Thomas entendit le jeune homme monter les marches quatre à quatre, puis la porte extérieure se refermer. Il entendit même la voiture démarrer. La tête en vrac, il se fit la réflexion qu’à son âge, on avait encore une très bonne ouïe.
— Docteur, tout va bien ?
— Ça vous ennuie si je me jette sous votre voiture ? Ou préférez-vous que j’attende que ce soit la mienne pour le faire ?

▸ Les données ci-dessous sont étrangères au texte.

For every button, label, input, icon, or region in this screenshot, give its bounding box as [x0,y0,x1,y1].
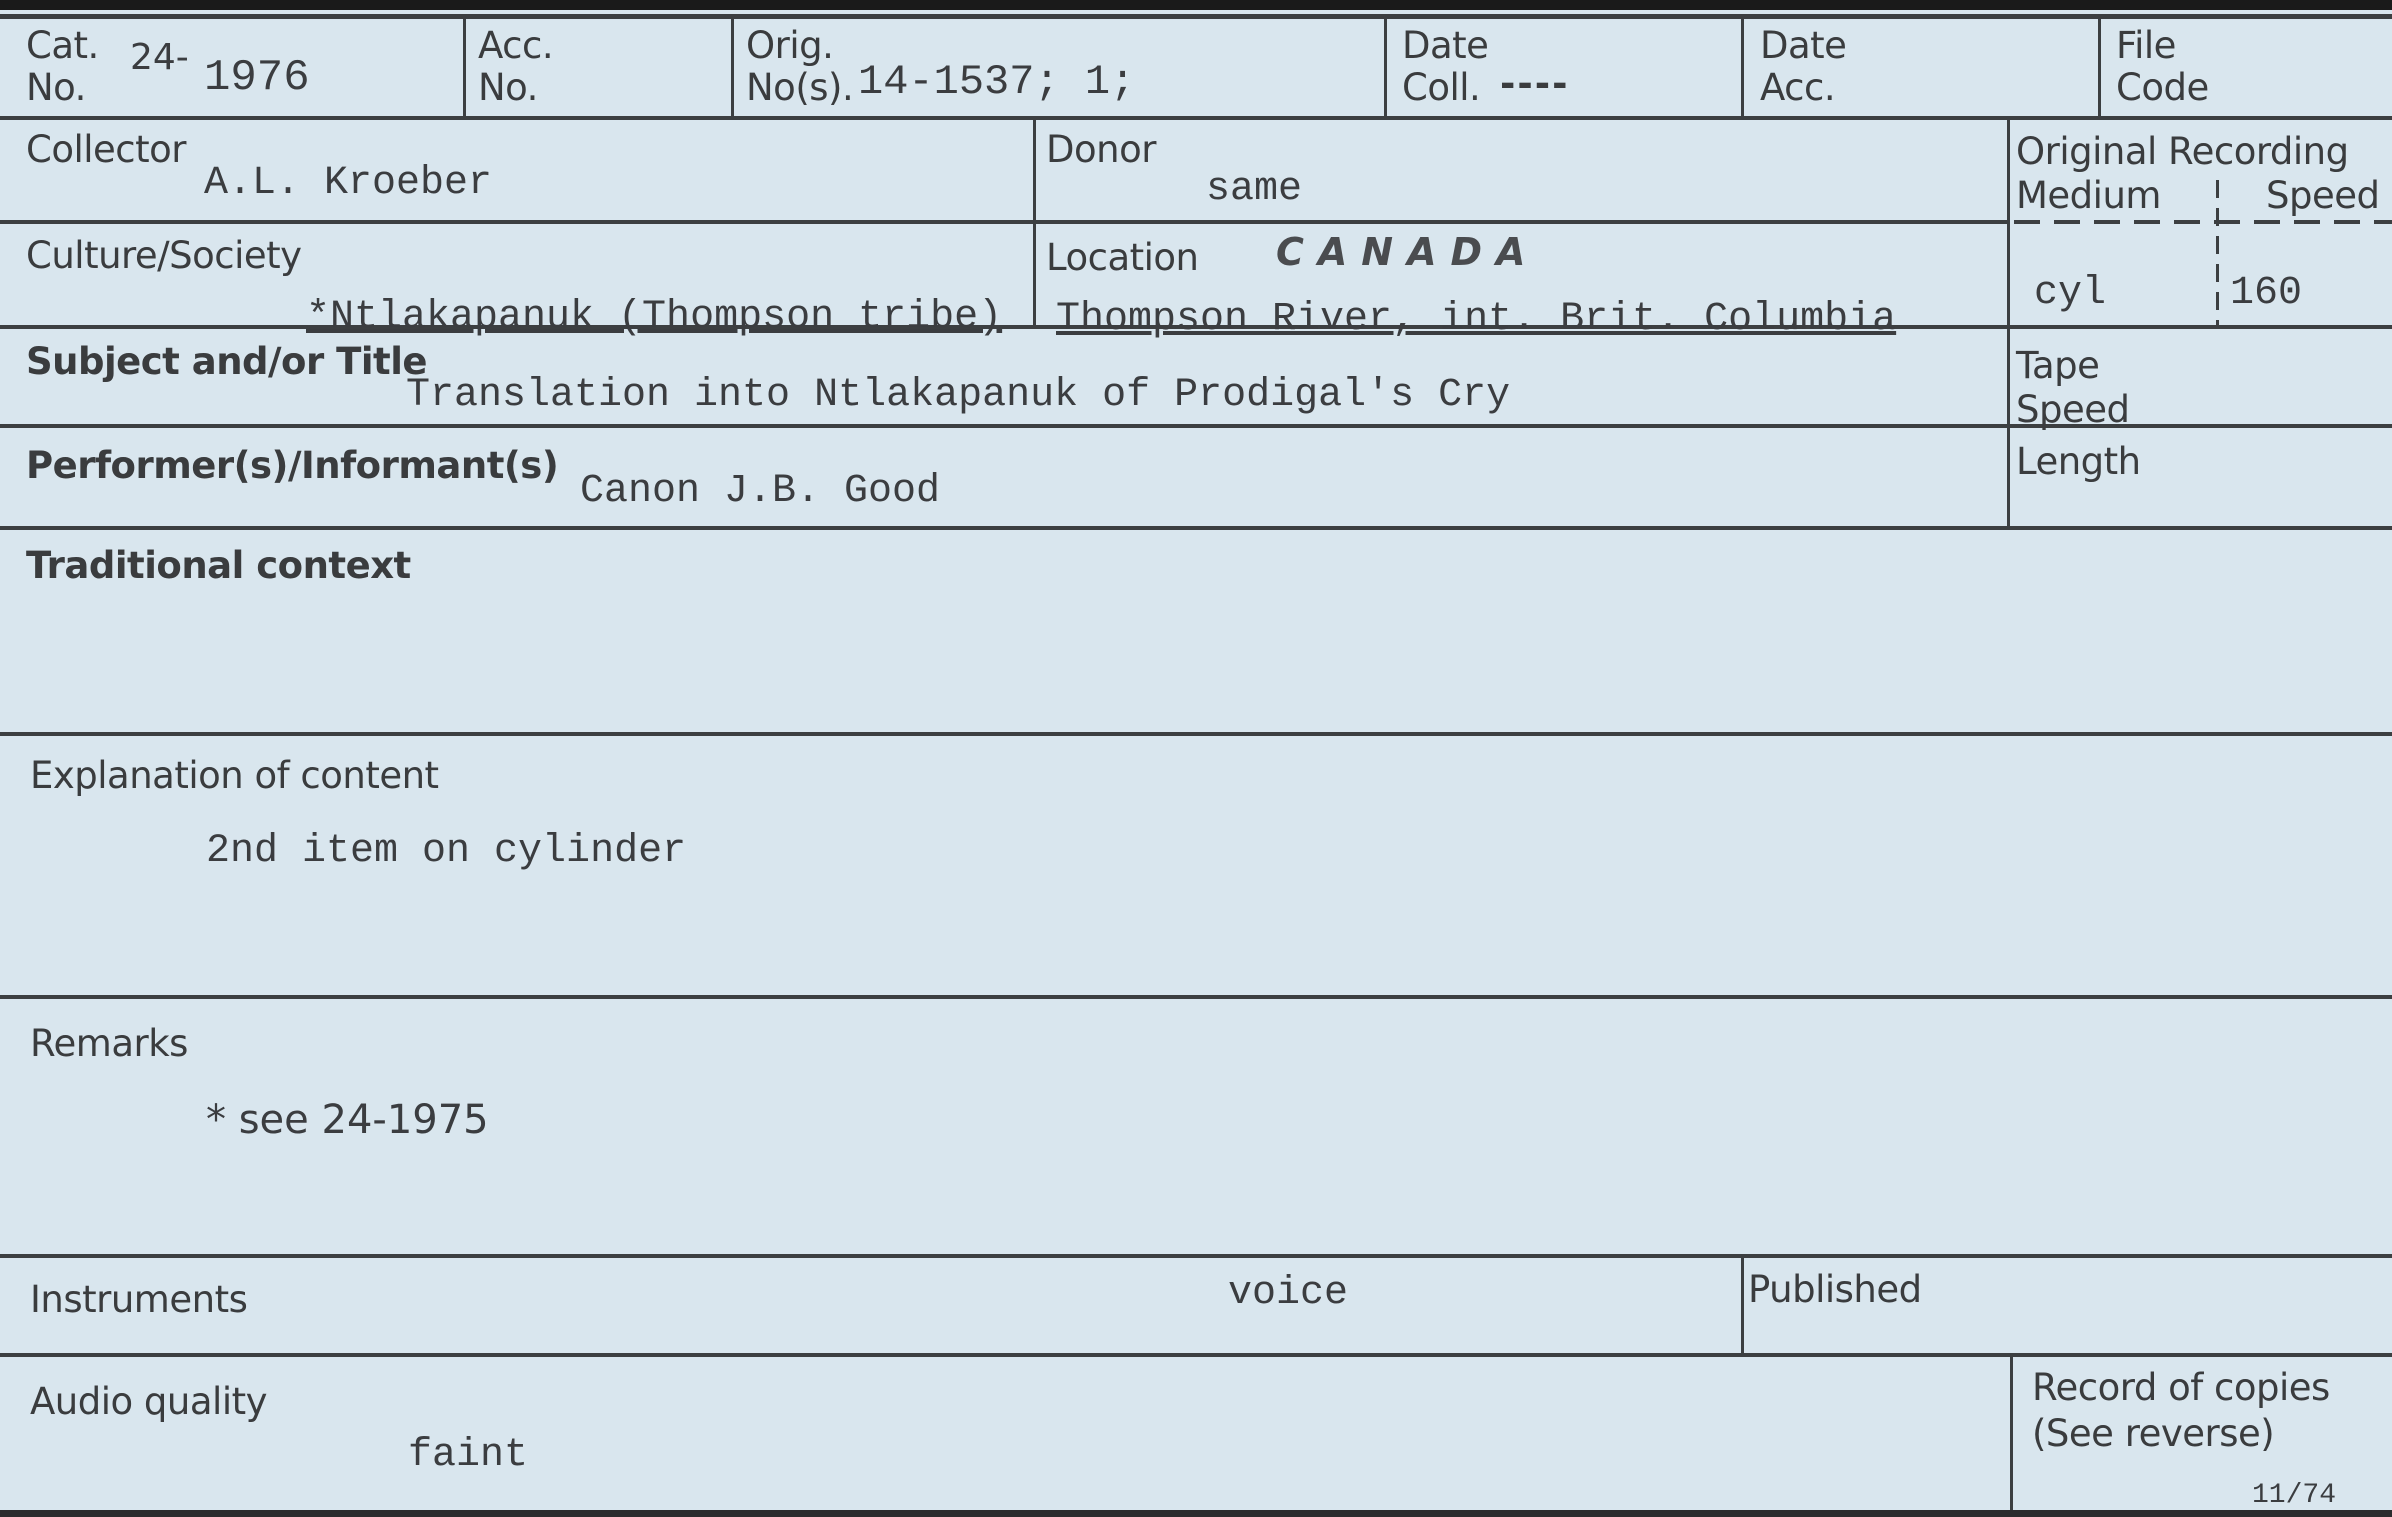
collector-label: Collector [26,128,186,172]
published-label: Published [1748,1268,1922,1312]
rule-traditional-bottom [0,732,2392,736]
date-coll-value: ---- [1500,62,1569,106]
orig-nos-value: 14-1537; 1; [858,60,1135,104]
location-value: Thompson River, int. Brit. Columbia [1056,298,1896,342]
original-recording-label: Original Recording [2016,130,2349,174]
catalog-card: Cat. No. 24- 1976 Acc. No. Orig. No(s). … [0,10,2392,1517]
acc-no-label-1: Acc. [478,24,553,68]
performer-label: Performer(s)/Informant(s) [26,444,558,488]
date-coll-label-1: Date [1402,24,1488,68]
date-acc-label-1: Date [1760,24,1846,68]
divider-collector-donor [1033,118,1036,328]
cat-no-prefix: 24- [130,36,189,80]
medium-value: cyl [2034,272,2106,316]
speed-label: Speed [2266,174,2380,218]
rule-card-bottom [0,1510,2392,1517]
record-of-copies-label-2: (See reverse) [2032,1412,2274,1456]
cat-no-value: 1976 [204,56,310,100]
explanation-label: Explanation of content [30,754,439,798]
collector-value: A.L. Kroeber [204,162,492,206]
orig-nos-label-1: Orig. [746,24,833,68]
cat-no-label-1: Cat. [26,24,99,68]
divider-instruments-published [1741,1256,1744,1356]
acc-no-label-2: No. [478,66,538,110]
donor-value: same [1206,168,1302,212]
divider-audio-copies [2010,1355,2013,1517]
rule-instruments-bottom [0,1353,2392,1357]
rule-header-bottom [0,116,2392,120]
subject-label: Subject and/or Title [26,340,427,384]
tape-speed-label-1: Tape [2016,344,2099,388]
divider-orig-datecoll [1384,18,1387,118]
divider-cat-acc [463,18,466,118]
record-of-copies-label-1: Record of copies [2032,1366,2330,1410]
donor-label: Donor [1046,128,1156,172]
rule-performer-bottom [0,526,2392,530]
date-coll-label-2: Coll. [1402,66,1480,110]
location-handwritten: CANADA [1276,230,1539,274]
length-label: Length [2016,440,2141,484]
medium-label: Medium [2016,174,2161,218]
date-acc-label-2: Acc. [1760,66,1835,110]
performer-value: Canon J.B. Good [580,470,940,514]
divider-dateacc-filecode [2098,18,2101,118]
divider-acc-orig [731,18,734,118]
file-code-label-2: Code [2116,66,2209,110]
record-of-copies-date: 11/74 [2252,1480,2336,1511]
rule-collector-bottom [0,220,2008,224]
divider-medium-speed [2216,180,2219,328]
file-code-label-1: File [2116,24,2176,68]
orig-nos-label-2: No(s). [746,66,853,110]
rule-recording-dashed [2014,220,2392,224]
traditional-context-label: Traditional context [26,544,411,588]
divider-right-column [2007,118,2010,528]
location-label: Location [1046,236,1199,280]
culture-value: *Ntlakapanuk (Thompson tribe) [306,296,1002,340]
remarks-value: * see 24-1975 [206,1098,489,1142]
instruments-value: voice [1228,1272,1348,1316]
culture-label: Culture/Society [26,234,302,278]
speed-value: 160 [2230,272,2302,316]
remarks-label: Remarks [30,1022,188,1066]
rule-explanation-bottom [0,995,2392,999]
rule-remarks-bottom [0,1254,2392,1258]
tape-speed-label-2: Speed [2016,388,2130,432]
rule-top [0,14,2392,19]
cat-no-label-2: No. [26,66,86,110]
explanation-value: 2nd item on cylinder [206,830,686,874]
audio-quality-label: Audio quality [30,1380,267,1424]
divider-datecoll-dateacc [1741,18,1744,118]
subject-value: Translation into Ntlakapanuk of Prodigal… [406,374,1510,418]
audio-quality-value: faint [408,1434,528,1478]
instruments-label: Instruments [30,1278,247,1322]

— Monsieur Sellac, j’ai pris une décision.
— Vous voir faire preuve de volontarisme est déjà une excellente nouvelle en soi, Michael.
— Je vais réemménager à l’entrée de l’usine, dans le poste de garde.
La mine décidée du jeune homme faisait plaisir à voir. Thomas s’en réjouit sincèrement.
Les deux hommes avaient profité d’une météo plus clémente pour sortir dans le jardin. Attila cavalait dans tous les sens, ralliant les quatre coins du terrain les oreilles bien dressées et la truffe au vent, ou flairant le sol, la langue pendante. Thomas ne sursautait presque plus lorsque l’animal surgissait d’un buisson sans crier gare.
— Je suis sérieux, insista Michael autant pour s’en convaincre lui-même que pour prouver sa détermination au médecin. Je sais qu’il y a du travail pour le remettre en état, mais je vais y arriver.
— Si vous avez besoin d’un coup de main, n’hésitez pas.
— J’ai déjà fait la liste de ce que je peux récupérer dans l’usine pour l’améliorer. Si je me souviens bien, il y a des bidons de peinture dans un des locaux techniques.
Il marqua une pause et annonça :
— J’ai aussi écrit à mon frère et à ma mère.
— Excellent.
— Vous savez, monsieur Sellac, un jour je vous rembourserai tous les repas que vous m’offrez.
— Ne vous tracassez pas pour cela. Vous ne me devez rien. Savoir que vous sortez enfin de votre bunker est une grande satisfaction. Vous continuerez à chanter même sans être derrière une porte blindée ?
— Je crois, oui. Les réactions de vos pensionnaires m’ont encouragé.
Un miaulement plaintif attira l’attention des deux hommes. Il se répéta, plus fort. À coup sûr un appel de détresse. Un aboiement du chien lui répondit.
— Ça vient du bord de la rivière ! s’écria Michael en s’élançant.
Thomas bondit à son tour. Les deux hommes traversèrent le verger à toute allure tandis qu’aboiements et miaulements désespérés se multipliaient.
— Attila, au pied ! hurla Michael. Laisse les chats tranquilles !
— Ça devait finir par arriver…
— S’il leur fait du mal, votre pensionnaire ne me le pardonnera jamais.
Les deux hommes fonçaient vers la berge. Thomas imaginait déjà le pire. Même s’il doutait qu’Attila puisse se montrer agressif envers les chatons, le docteur craignait que la mère, effrayée, n’attaque les yeux du chien toutes griffes dehors pour protéger ses petits…
Thomas et Michael zigzaguaient entre les arbres fruitiers, bondissant par-dessus les tas de bois mort. À en juger par le bruit, la tension montait entre les animaux.
Pourtant, lorsqu’ils arrivèrent à la rivière, la situation n’était pas du tout celle qu’ils avaient imaginée. La chatte miaulait de toutes ses forces et le chien aboyait, mais les deux le faisaient en direction d’un chaton tombé à l’eau. Le jeune chat tigré, agrippé à un poteau de l’embarcadère, tentait de résister au courant.